Since 2015, APROFI and the Motion Pictures Association have reported 510 websites, suspected of copyright infringements, to the Law and Human Rights Ministry, which were then blocked by the Communication and Information Ministry.
In the Asia Pacific region, Indonesia sits at number two for the number of copyright-infringing websites blocked by the government, behind South Korea.
Cinema XXI corporate secretary Catherine Keng said there were two types of people who recorded movies in theaters — those who live-streamed for social media and those who planned to profit from the recordings.

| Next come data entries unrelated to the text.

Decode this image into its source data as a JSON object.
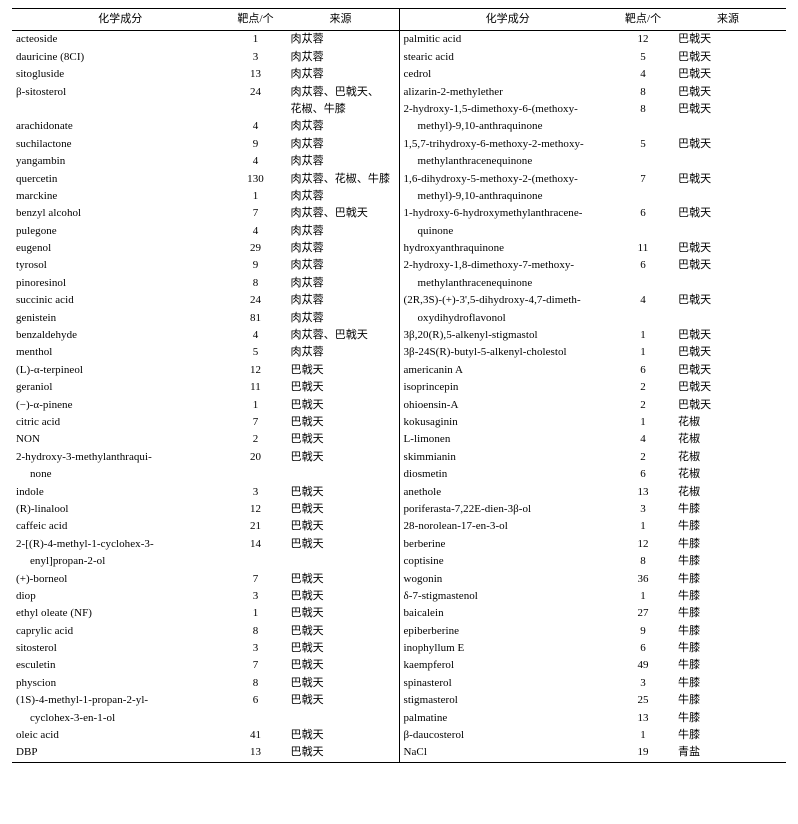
{
  "headers": {
    "compound": "化学成分",
    "targets": "靶点/个",
    "source": "来源"
  },
  "columns_left": [
    {
      "c": "acteoside",
      "t": "1",
      "s": "肉苁蓉"
    },
    {
      "c": "dauricine (8CI)",
      "t": "3",
      "s": "肉苁蓉"
    },
    {
      "c": "sitogluside",
      "t": "13",
      "s": "肉苁蓉"
    },
    {
      "c": "β-sitosterol",
      "t": "24",
      "s": "肉苁蓉、巴戟天、花椒、牛膝",
      "wrap": true
    },
    {
      "c": "arachidonate",
      "t": "4",
      "s": "肉苁蓉"
    },
    {
      "c": "suchilactone",
      "t": "9",
      "s": "肉苁蓉"
    },
    {
      "c": "yangambin",
      "t": "4",
      "s": "肉苁蓉"
    },
    {
      "c": "quercetin",
      "t": "130",
      "s": "肉苁蓉、花椒、牛膝"
    },
    {
      "c": "marckine",
      "t": "1",
      "s": "肉苁蓉"
    },
    {
      "c": "benzyl alcohol",
      "t": "7",
      "s": "肉苁蓉、巴戟天"
    },
    {
      "c": "pulegone",
      "t": "4",
      "s": "肉苁蓉"
    },
    {
      "c": "eugenol",
      "t": "29",
      "s": "肉苁蓉"
    },
    {
      "c": "tyrosol",
      "t": "9",
      "s": "肉苁蓉"
    },
    {
      "c": "pinoresinol",
      "t": "8",
      "s": "肉苁蓉"
    },
    {
      "c": "succinic acid",
      "t": "24",
      "s": "肉苁蓉"
    },
    {
      "c": "genistein",
      "t": "81",
      "s": "肉苁蓉"
    },
    {
      "c": "benzaldehyde",
      "t": "4",
      "s": "肉苁蓉、巴戟天"
    },
    {
      "c": "menthol",
      "t": "5",
      "s": "肉苁蓉"
    },
    {
      "c": "(L)-α-terpineol",
      "t": "12",
      "s": "巴戟天"
    },
    {
      "c": "geraniol",
      "t": "11",
      "s": "巴戟天"
    },
    {
      "c": "(−)-α-pinene",
      "t": "1",
      "s": "巴戟天"
    },
    {
      "c": "citric acid",
      "t": "7",
      "s": "巴戟天"
    },
    {
      "c": "NON",
      "t": "2",
      "s": "巴戟天"
    },
    {
      "c": "2-hydroxy-3-methylanthraquinone",
      "t": "20",
      "s": "巴戟天",
      "cwrap": [
        "2-hydroxy-3-methylanthraqui-",
        "none"
      ]
    },
    {
      "c": "indole",
      "t": "3",
      "s": "巴戟天"
    },
    {
      "c": "(R)-linalool",
      "t": "12",
      "s": "巴戟天"
    },
    {
      "c": "caffeic acid",
      "t": "21",
      "s": "巴戟天"
    },
    {
      "c": "2-[(R)-4-methyl-1-cyclohex-3-enyl]propan-2-ol",
      "t": "14",
      "s": "巴戟天",
      "cwrap": [
        "2-[(R)-4-methyl-1-cyclohex-3-",
        "enyl]propan-2-ol"
      ]
    },
    {
      "c": "(+)-borneol",
      "t": "7",
      "s": "巴戟天"
    },
    {
      "c": "diop",
      "t": "3",
      "s": "巴戟天"
    },
    {
      "c": "ethyl oleate (NF)",
      "t": "1",
      "s": "巴戟天"
    },
    {
      "c": "caprylic acid",
      "t": "8",
      "s": "巴戟天"
    },
    {
      "c": "sitosterol",
      "t": "3",
      "s": "巴戟天"
    },
    {
      "c": "esculetin",
      "t": "7",
      "s": "巴戟天"
    },
    {
      "c": "physcion",
      "t": "8",
      "s": "巴戟天"
    },
    {
      "c": "(1S)-4-methyl-1-propan-2-yl-cyclohex-3-en-1-ol",
      "t": "6",
      "s": "巴戟天",
      "cwrap": [
        "(1S)-4-methyl-1-propan-2-yl-",
        "cyclohex-3-en-1-ol"
      ]
    },
    {
      "c": "oleic acid",
      "t": "41",
      "s": "巴戟天"
    },
    {
      "c": "DBP",
      "t": "13",
      "s": "巴戟天"
    }
  ],
  "columns_right": [
    {
      "c": "palmitic acid",
      "t": "12",
      "s": "巴戟天"
    },
    {
      "c": "stearic acid",
      "t": "5",
      "s": "巴戟天"
    },
    {
      "c": "cedrol",
      "t": "4",
      "s": "巴戟天"
    },
    {
      "c": "alizarin-2-methylether",
      "t": "8",
      "s": "巴戟天"
    },
    {
      "c": "2-hydroxy-1,5-dimethoxy-6-(methoxymethyl)-9,10-anthraquinone",
      "t": "8",
      "s": "巴戟天",
      "cwrap": [
        "2-hydroxy-1,5-dimethoxy-6-(methoxy-",
        "methyl)-9,10-anthraquinone"
      ]
    },
    {
      "c": "1,5,7-trihydroxy-6-methoxy-2-methoxymethylanthracenequinone",
      "t": "5",
      "s": "巴戟天",
      "cwrap": [
        "1,5,7-trihydroxy-6-methoxy-2-methoxy-",
        "methylanthracenequinone"
      ]
    },
    {
      "c": "1,6-dihydroxy-5-methoxy-2-(methoxymethyl)-9,10-anthraquinone",
      "t": "7",
      "s": "巴戟天",
      "cwrap": [
        "1,6-dihydroxy-5-methoxy-2-(methoxy-",
        "methyl)-9,10-anthraquinone"
      ]
    },
    {
      "c": "1-hydroxy-6-hydroxymethylanthracenequinone",
      "t": "6",
      "s": "巴戟天",
      "cwrap": [
        "1-hydroxy-6-hydroxymethylanthracene-",
        "quinone"
      ]
    },
    {
      "c": "hydroxyanthraquinone",
      "t": "11",
      "s": "巴戟天"
    },
    {
      "c": "2-hydroxy-1,8-dimethoxy-7-methoxymethylanthracenequinone",
      "t": "6",
      "s": "巴戟天",
      "cwrap": [
        "2-hydroxy-1,8-dimethoxy-7-methoxy-",
        "methylanthracenequinone"
      ]
    },
    {
      "c": "(2R,3S)-(+)-3',5-dihydroxy-4,7-dimethoxydihydroflavonol",
      "t": "4",
      "s": "巴戟天",
      "cwrap": [
        "(2R,3S)-(+)-3',5-dihydroxy-4,7-dimeth-",
        "oxydihydroflavonol"
      ]
    },
    {
      "c": "3β,20(R),5-alkenyl-stigmastol",
      "t": "1",
      "s": "巴戟天"
    },
    {
      "c": "3β-24S(R)-butyl-5-alkenyl-cholestol",
      "t": "1",
      "s": "巴戟天"
    },
    {
      "c": "americanin A",
      "t": "6",
      "s": "巴戟天"
    },
    {
      "c": "isoprincepin",
      "t": "2",
      "s": "巴戟天"
    },
    {
      "c": "ohioensin-A",
      "t": "2",
      "s": "巴戟天"
    },
    {
      "c": "kokusaginin",
      "t": "1",
      "s": "花椒"
    },
    {
      "c": "L-limonen",
      "t": "4",
      "s": "花椒"
    },
    {
      "c": "skimmianin",
      "t": "2",
      "s": "花椒"
    },
    {
      "c": "diosmetin",
      "t": "6",
      "s": "花椒"
    },
    {
      "c": "anethole",
      "t": "13",
      "s": "花椒"
    },
    {
      "c": "poriferasta-7,22E-dien-3β-ol",
      "t": "3",
      "s": "牛膝"
    },
    {
      "c": "28-norolean-17-en-3-ol",
      "t": "1",
      "s": "牛膝"
    },
    {
      "c": "berberine",
      "t": "12",
      "s": "牛膝"
    },
    {
      "c": "coptisine",
      "t": "8",
      "s": "牛膝"
    },
    {
      "c": "wogonin",
      "t": "36",
      "s": "牛膝"
    },
    {
      "c": "δ-7-stigmastenol",
      "t": "1",
      "s": "牛膝"
    },
    {
      "c": "baicalein",
      "t": "27",
      "s": "牛膝"
    },
    {
      "c": "epiberberine",
      "t": "9",
      "s": "牛膝"
    },
    {
      "c": "inophyllum E",
      "t": "6",
      "s": "牛膝"
    },
    {
      "c": "kaempferol",
      "t": "49",
      "s": "牛膝"
    },
    {
      "c": "spinasterol",
      "t": "3",
      "s": "牛膝"
    },
    {
      "c": "stigmasterol",
      "t": "25",
      "s": "牛膝"
    },
    {
      "c": "palmatine",
      "t": "13",
      "s": "牛膝"
    },
    {
      "c": "β-daucosterol",
      "t": "1",
      "s": "牛膝"
    },
    {
      "c": "NaCl",
      "t": "19",
      "s": "青盐"
    }
  ]
}
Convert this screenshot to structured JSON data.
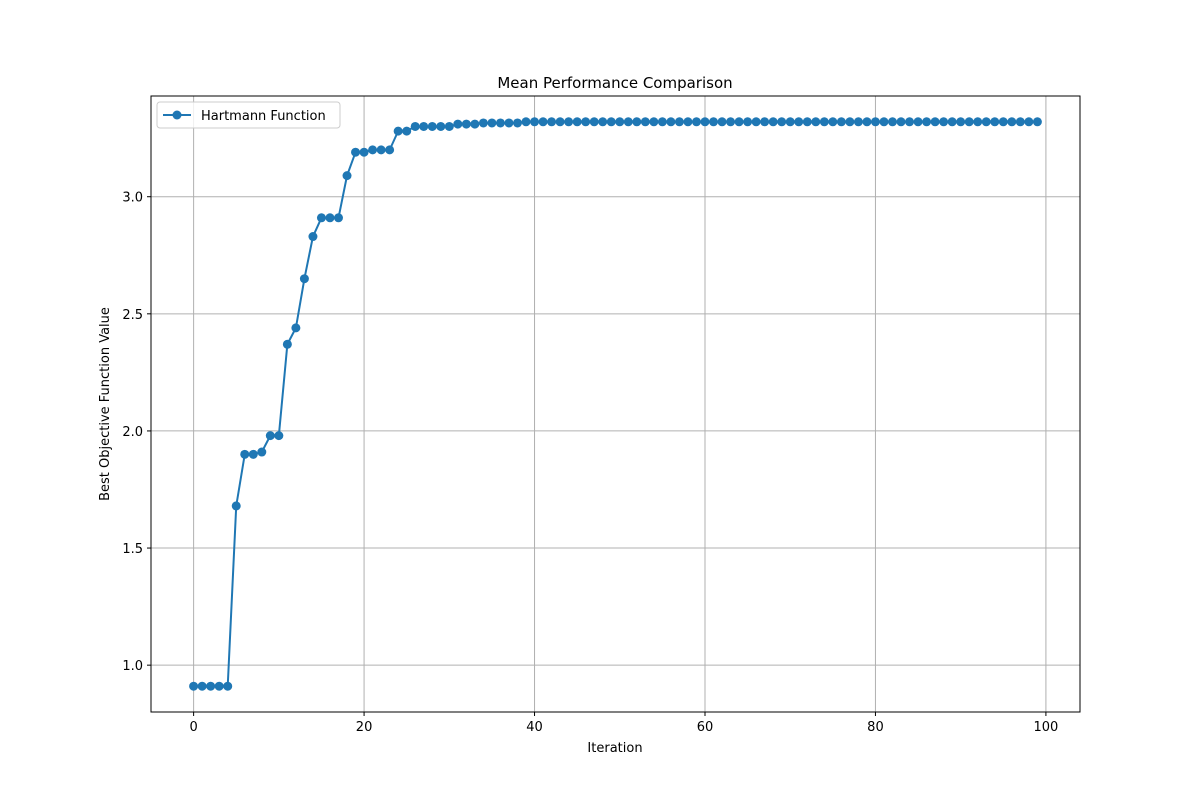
{
  "chart_data": {
    "type": "line",
    "title": "Mean Performance Comparison",
    "xlabel": "Iteration",
    "ylabel": "Best Objective Function Value",
    "xlim": [
      -5,
      104
    ],
    "ylim": [
      0.8,
      3.43
    ],
    "xticks": [
      0,
      20,
      40,
      60,
      80,
      100
    ],
    "yticks": [
      1.0,
      1.5,
      2.0,
      2.5,
      3.0
    ],
    "xtick_labels": [
      "0",
      "20",
      "40",
      "60",
      "80",
      "100"
    ],
    "ytick_labels": [
      "1.0",
      "1.5",
      "2.0",
      "2.5",
      "3.0"
    ],
    "grid": true,
    "legend_position": "top-left",
    "series": [
      {
        "name": "Hartmann Function",
        "color": "#1f77b4",
        "marker": "circle",
        "x": [
          0,
          1,
          2,
          3,
          4,
          5,
          6,
          7,
          8,
          9,
          10,
          11,
          12,
          13,
          14,
          15,
          16,
          17,
          18,
          19,
          20,
          21,
          22,
          23,
          24,
          25,
          26,
          27,
          28,
          29,
          30,
          31,
          32,
          33,
          34,
          35,
          36,
          37,
          38,
          39,
          40,
          41,
          42,
          43,
          44,
          45,
          46,
          47,
          48,
          49,
          50,
          51,
          52,
          53,
          54,
          55,
          56,
          57,
          58,
          59,
          60,
          61,
          62,
          63,
          64,
          65,
          66,
          67,
          68,
          69,
          70,
          71,
          72,
          73,
          74,
          75,
          76,
          77,
          78,
          79,
          80,
          81,
          82,
          83,
          84,
          85,
          86,
          87,
          88,
          89,
          90,
          91,
          92,
          93,
          94,
          95,
          96,
          97,
          98,
          99
        ],
        "values": [
          0.91,
          0.91,
          0.91,
          0.91,
          0.91,
          1.68,
          1.9,
          1.9,
          1.91,
          1.98,
          1.98,
          2.37,
          2.44,
          2.65,
          2.83,
          2.91,
          2.91,
          2.91,
          3.09,
          3.19,
          3.19,
          3.2,
          3.2,
          3.2,
          3.28,
          3.28,
          3.3,
          3.3,
          3.3,
          3.3,
          3.3,
          3.31,
          3.31,
          3.31,
          3.315,
          3.315,
          3.315,
          3.315,
          3.315,
          3.32,
          3.32,
          3.32,
          3.32,
          3.32,
          3.32,
          3.32,
          3.32,
          3.32,
          3.32,
          3.32,
          3.32,
          3.32,
          3.32,
          3.32,
          3.32,
          3.32,
          3.32,
          3.32,
          3.32,
          3.32,
          3.32,
          3.32,
          3.32,
          3.32,
          3.32,
          3.32,
          3.32,
          3.32,
          3.32,
          3.32,
          3.32,
          3.32,
          3.32,
          3.32,
          3.32,
          3.32,
          3.32,
          3.32,
          3.32,
          3.32,
          3.32,
          3.32,
          3.32,
          3.32,
          3.32,
          3.32,
          3.32,
          3.32,
          3.32,
          3.32,
          3.32,
          3.32,
          3.32,
          3.32,
          3.32,
          3.32,
          3.32,
          3.32,
          3.32,
          3.32
        ]
      }
    ]
  }
}
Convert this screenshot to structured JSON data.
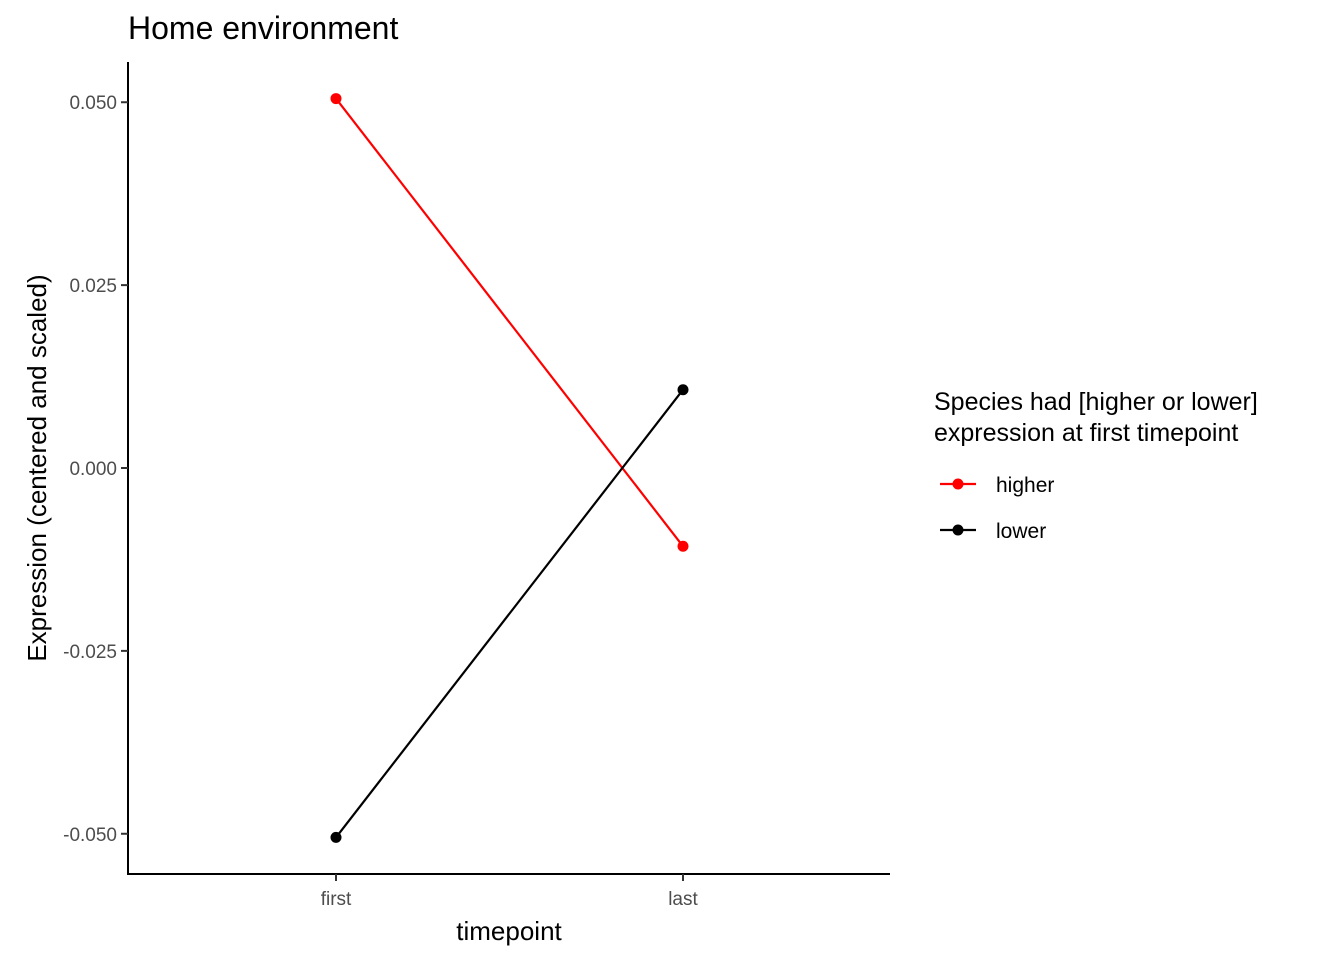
{
  "chart_data": {
    "type": "line",
    "title": "Home environment",
    "xlabel": "timepoint",
    "ylabel": "Expression (centered and scaled)",
    "categories": [
      "first",
      "last"
    ],
    "ylim": [
      -0.0555,
      0.0555
    ],
    "yticks": [
      0.05,
      0.025,
      0.0,
      -0.025,
      -0.05
    ],
    "ytick_labels": [
      "0.050",
      "0.025",
      "0.000",
      "-0.025",
      "-0.050"
    ],
    "series": [
      {
        "name": "higher",
        "color": "#ff0000",
        "values": [
          0.0505,
          -0.0107
        ]
      },
      {
        "name": "lower",
        "color": "#000000",
        "values": [
          -0.0505,
          0.0107
        ]
      }
    ],
    "legend": {
      "title_lines": [
        "Species had [higher or lower]",
        "expression at first timepoint"
      ],
      "position": "right"
    },
    "grid": false
  }
}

“The first category is those who simply want to gain traction on social media. They live-stream movies because they consider it cool,” said Catherine, adding such behavior was commonly found among the younger generation and those who lacked awareness of the cinema’s rules.
She added that those belonging to the second category usually attended premieres, where they would record the video and audio separately, not necessarily in the same theater, and spliced them together later.
All three cinema brands have employed their own measures to fight pirates, for example, by using an advanced monitoring system that works in the dark as well as periodic checks from cinema staff.
CGV head of brand marketing Wisnu Triatmojo said when cinema staff caught someone in the act, they would ask the individual to delete the videos.
“We don’t want to act too hastily, but if we catch them we will hand them over to the authorities,” he added.
Catherine said in the case of underage children, Cinema XXI staff would notify their parents that they have committed a felony.
“In the case of an Indonesian film, we will alert the film’s producers and submit a full report of the incident. However, the people who can pursue the cases legally are the producers, and we as the exhibitors will act as witnesses.”
Catherine provided a notable example of a case involving the Warkop DKI Reborn movie. A moviegoer live-streamed the movie on an app, and filmmaker Falcon Pictures reported the individual to the police.
“There is a law that stipulates the fines and sentences, and it’s up to the filmmakers if they want to take legal action.”